I'm adding a laser cutter to my 3D printer. I want to repurpose the cooling fan output to control the laser. My laser has a power supply which accepts a 5V TTL signal to turn the beam on/off.
The fan output is as follows: Fan OFF - both red and black wires are held at 12VDC. Fan ON - Red wire 12VDC, Black wire pulled to GND. (also supports PWM output at various levels, black wire is used for PWM signal while red wire is held at 12VDC.)
I had wrongly assumed the black wire would be held at GND while the 12VDC wire would be used to control the fan. So I assumed I had a GND reference available, so I built this level shifting circuit (which, of course, doesn't work due to black wire being pulled to 12VDC when off).
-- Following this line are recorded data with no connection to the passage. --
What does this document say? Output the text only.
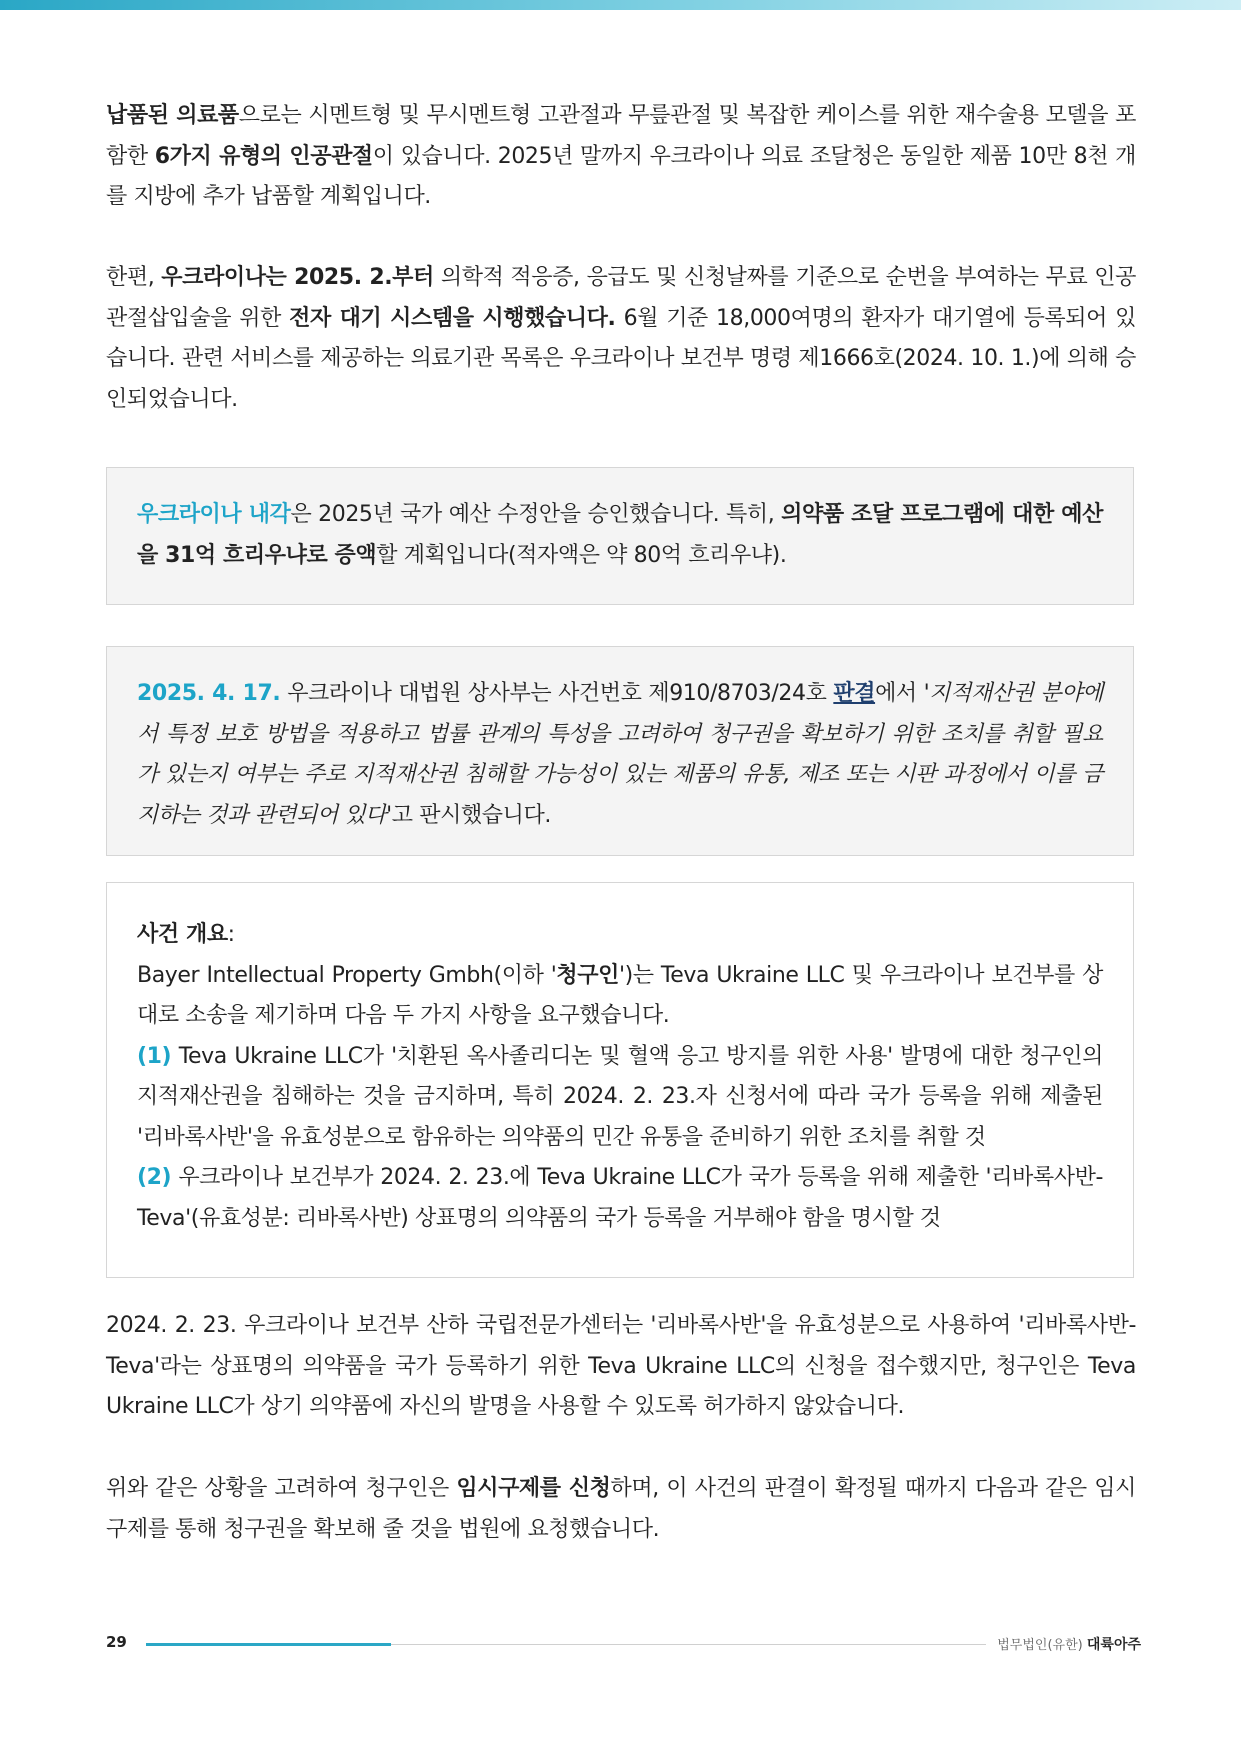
납품된 의료품으로는 시멘트형 및 무시멘트형 고관절과 무릎관절 및 복잡한 케이스를 위한 재수술용 모델을 포함한 6가지 유형의 인공관절이 있습니다. 2025년 말까지 우크라이나 의료 조달청은 동일한 제품 10만 8천 개를 지방에 추가 납품할 계획입니다.

한편, 우크라이나는 2025. 2.부터 의학적 적응증, 응급도 및 신청날짜를 기준으로 순번을 부여하는 무료 인공관절삽입술을 위한 전자 대기 시스템을 시행했습니다. 6월 기준 18,000여명의 환자가 대기열에 등록되어 있습니다. 관련 서비스를 제공하는 의료기관 목록은 우크라이나 보건부 명령 제1666호(2024. 10. 1.)에 의해 승인되었습니다.

우크라이나 내각은 2025년 국가 예산 수정안을 승인했습니다. 특히, 의약품 조달 프로그램에 대한 예산을 31억 흐리우냐로 증액할 계획입니다(적자액은 약 80억 흐리우냐).

2025. 4. 17. 우크라이나 대법원 상사부는 사건번호 제910/8703/24호 판결에서 '지적재산권 분야에서 특정 보호 방법을 적용하고 법률 관계의 특성을 고려하여 청구권을 확보하기 위한 조치를 취할 필요가 있는지 여부는 주로 지적재산권 침해할 가능성이 있는 제품의 유통, 제조 또는 시판 과정에서 이를 금지하는 것과 관련되어 있다'고 판시했습니다.

사건 개요:

Bayer Intellectual Property Gmbh(이하 '청구인')는 Teva Ukraine LLC 및 우크라이나 보건부를 상대로 소송을 제기하며 다음 두 가지 사항을 요구했습니다.

(1) Teva Ukraine LLC가 '치환된 옥사졸리디논 및 혈액 응고 방지를 위한 사용' 발명에 대한 청구인의 지적재산권을 침해하는 것을 금지하며, 특히 2024. 2. 23.자 신청서에 따라 국가 등록을 위해 제출된 '리바록사반'을 유효성분으로 함유하는 의약품의 민간 유통을 준비하기 위한 조치를 취할 것

(2) 우크라이나 보건부가 2024. 2. 23.에 Teva Ukraine LLC가 국가 등록을 위해 제출한 '리바록사반-Teva'(유효성분: 리바록사반) 상표명의 의약품의 국가 등록을 거부해야 함을 명시할 것

2024. 2. 23. 우크라이나 보건부 산하 국립전문가센터는 '리바록사반'을 유효성분으로 사용하여 '리바록사반-Teva'라는 상표명의 의약품을 국가 등록하기 위한 Teva Ukraine LLC의 신청을 접수했지만, 청구인은 Teva Ukraine LLC가 상기 의약품에 자신의 발명을 사용할 수 있도록 허가하지 않았습니다.

위와 같은 상황을 고려하여 청구인은 임시구제를 신청하며, 이 사건의 판결이 확정될 때까지 다음과 같은 임시구제를 통해 청구권을 확보해 줄 것을 법원에 요청했습니다.

29	법무법인(유한) 대륙아주
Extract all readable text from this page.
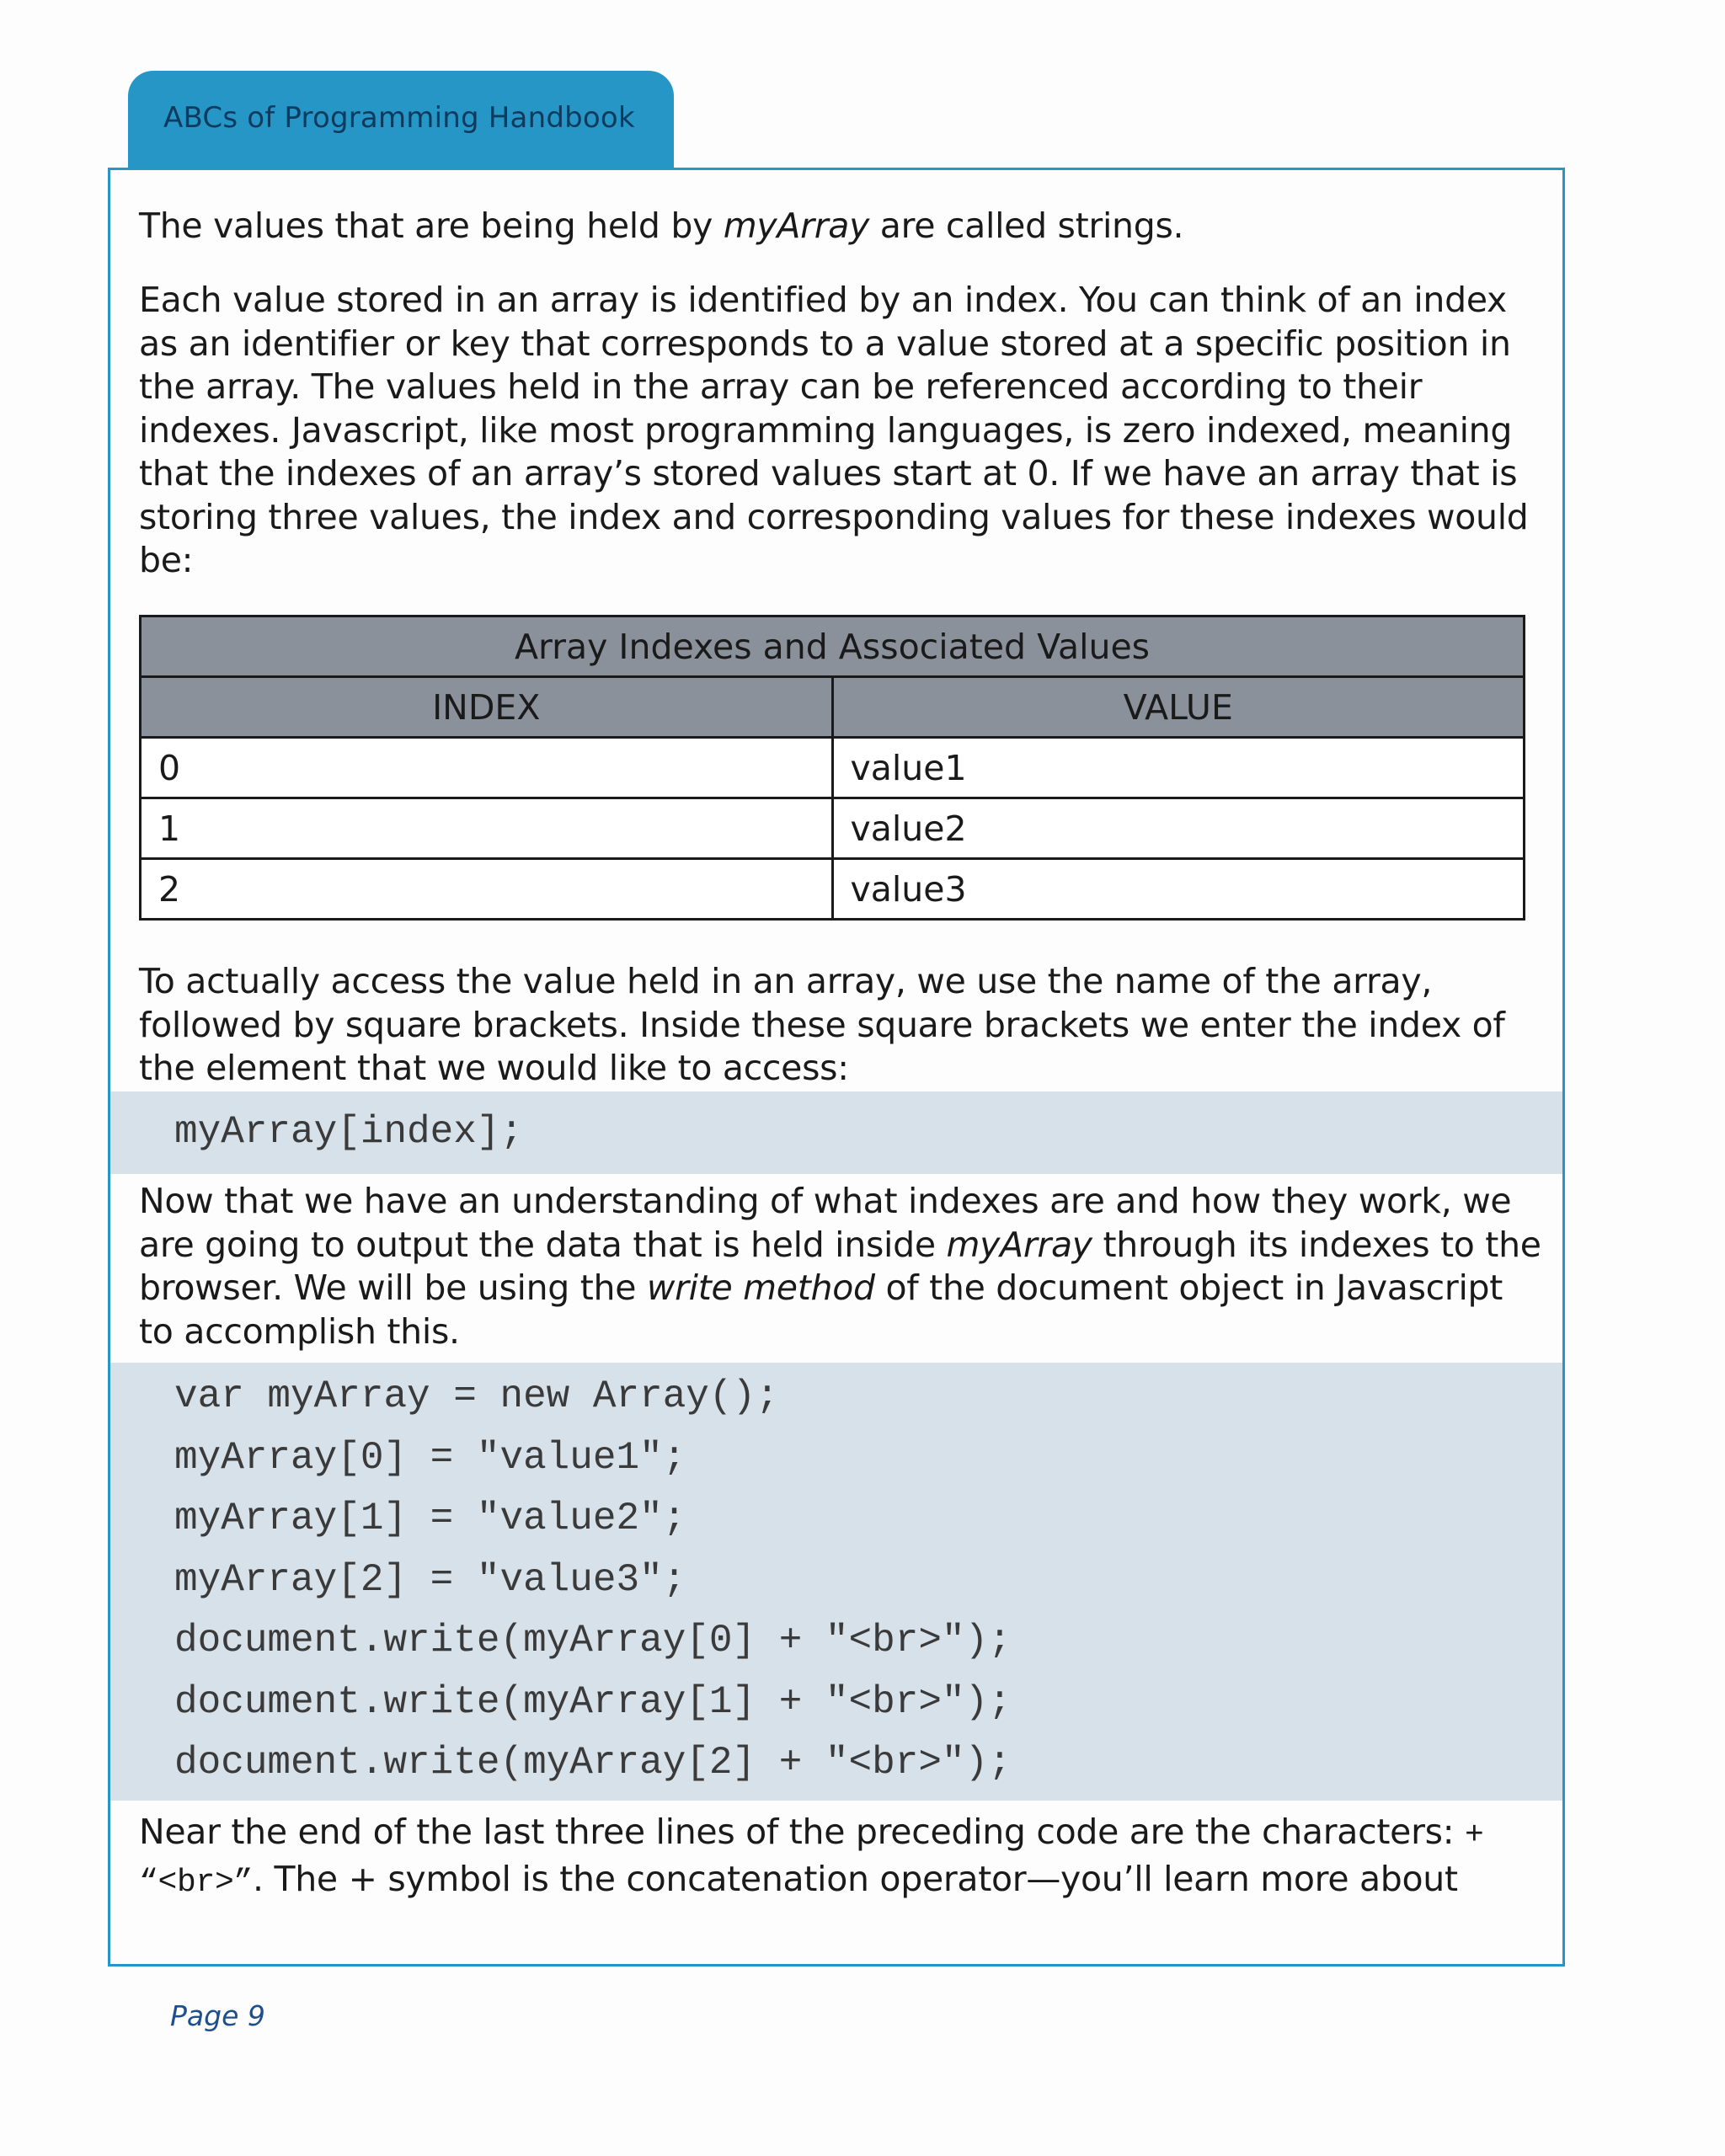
ABCs of Programming Handbook

The values that are being held by myArray are called strings.

Each value stored in an array is identified by an index. You can think of an index as an identifier or key that corresponds to a value stored at a specific position in the array. The values held in the array can be referenced according to their indexes. Javascript, like most programming languages, is zero indexed, meaning that the indexes of an array’s stored values start at 0. If we have an array that is storing three values, the index and corresponding values for these indexes would be:

Array Indexes and Associated Values	
INDEX	VALUE
0	value1
1	value2
2	value3

To actually access the value held in an array, we use the name of the array, followed by square brackets. Inside these square brackets we enter the index of the element that we would like to access:

myArray[index];

Now that we have an understanding of what indexes are and how they work, we are going to output the data that is held inside myArray through its indexes to the browser. We will be using the write method of the document object in Javascript to accomplish this.

var myArray = new Array();
myArray[0] = "value1";
myArray[1] = "value2";
myArray[2] = "value3";
document.write(myArray[0] + "<br>");
document.write(myArray[1] + "<br>");
document.write(myArray[2] + "<br>");

Near the end of the last three lines of the preceding code are the characters: + “<br>”. The + symbol is the concatenation operator—you’ll learn more about

Page 9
Its purpose was to simply ground the TTL+ pin to the TTL- pin when 12VDC was present on the input, effectively inputting a logic 0 to the laser controller, or allow TTL+ pin to float high when 0VDC was present from the fan controller, inputting a logic 1 to the laser. I realize this inverts the fan output (fan off = laser on) but that's not a problem. And it did work when testing with a 12VDC power supply.
simulate this circuit – Schematic created using CircuitLab
However, since the outputs of the fan controller both go to 12VDC when the fan is off, this doesn't work. How can this circuit be re-designed in the simplest way possible (hopefully without requiring outside power) to shift this strange 12VDC signal to 0/5VDC TTL signal, or effectively short/open the connection between TTL+ and TTL- pins? I guess a relay would work for simple ON/OFF controls, but that would preclude using PWM to control the laser...
Thanks for any insight.
Answer
I solved this with a very simple circuit, which avoided the need to run extra ground or +5/12V lines. I used a simple optocoupler and resistor.
Again this is an inverted control: when the fan is ON, the laser will be OFF. Anything less than 100% output on the fan will result in the laser pulsing at the fan PWM frequency.
I have a Monoprice Maker Select 3D printer which uses RepRap compatible g-code. To turn the laser ON, issue M106 S0, and to turn the laser OFF, issue M106 S255 gcode commands.
I am using the J Tech Photonics Inkscape plugin to generate laser g-code, and it doesn't support this type of inverted output. So it's necessary to do a search/replace in the gcode file to swap the M106 S255 and M106 S0 commands.
YMMV - hopefully helpful to someone!